5 Sci-Fi Books That Succeed as Novels and Provocative Thought Experiments


Professor Eric Schwitzgebel selects books that succeed both as novels and provocative thought experiments that push us to consider deep philosophical questions from every angle.

Before we get into the five books you have chosen, might you tell us: what’s your special interest in science fiction, and how does it tie in with philosophy?

Well, partly, I just love it. There’s something to be said for pursuing what you love. But I also think science fiction is a great fit for philosophy in a couple of ways. Speculative fiction, generally, I think of as fiction that explores scenarios beyond the ordinary run of human experience. Other types of fiction—for example, ‘literary fiction,’ as it’s sometimes called—don’t much depart from the ordinary run of human experience. But in philosophy we’re often fascinated with scenarios that pull apart things that ordinarily go together.
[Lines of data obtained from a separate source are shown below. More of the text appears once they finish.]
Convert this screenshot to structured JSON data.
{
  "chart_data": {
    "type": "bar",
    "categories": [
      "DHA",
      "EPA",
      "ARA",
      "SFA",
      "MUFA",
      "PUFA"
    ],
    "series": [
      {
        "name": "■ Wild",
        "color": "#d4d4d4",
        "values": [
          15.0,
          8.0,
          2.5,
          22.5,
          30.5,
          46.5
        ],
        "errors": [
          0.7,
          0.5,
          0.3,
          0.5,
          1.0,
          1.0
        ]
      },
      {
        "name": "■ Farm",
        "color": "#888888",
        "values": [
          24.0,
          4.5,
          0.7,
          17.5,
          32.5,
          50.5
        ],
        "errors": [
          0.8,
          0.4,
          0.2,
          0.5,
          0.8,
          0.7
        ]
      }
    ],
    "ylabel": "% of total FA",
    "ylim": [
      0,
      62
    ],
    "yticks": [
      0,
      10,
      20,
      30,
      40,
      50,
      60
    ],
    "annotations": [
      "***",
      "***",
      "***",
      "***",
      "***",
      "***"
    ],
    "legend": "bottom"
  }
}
A wonderful example of this is Derek Parfit’s work on personal identity. Ordinarily, a person has one body that continues in a specific way over time, permanently connected to one mind that also continues in a specific way over time. There’s a familiar body and a consistent personality. You have memories that move from one moment to the next and experiences that overlap. All of these things go together, and we think of them as constitutive or partly constitutive or somehow involved with or correlated with being a person. In the ordinary run of human experience, these things never come apart. But in science fiction-type thought experiments you can wonder, okay, what would happen if you took someone’s mind, just to put it crudely, and put it in someone else’s body? Would it be the same person? Would the person follow the mind or would they follow the body? What if you stepped into a machine and two duplicates of you walked out? What if you lived 800 years, gradually acquiring a new personality every century and entirely forgetting your past? You can separate the pieces, considering what really matters about a person’s identity. You can decouple what ordinarily goes together, aiming to find the essence of the matter in the way that philosophers characteristically like to do.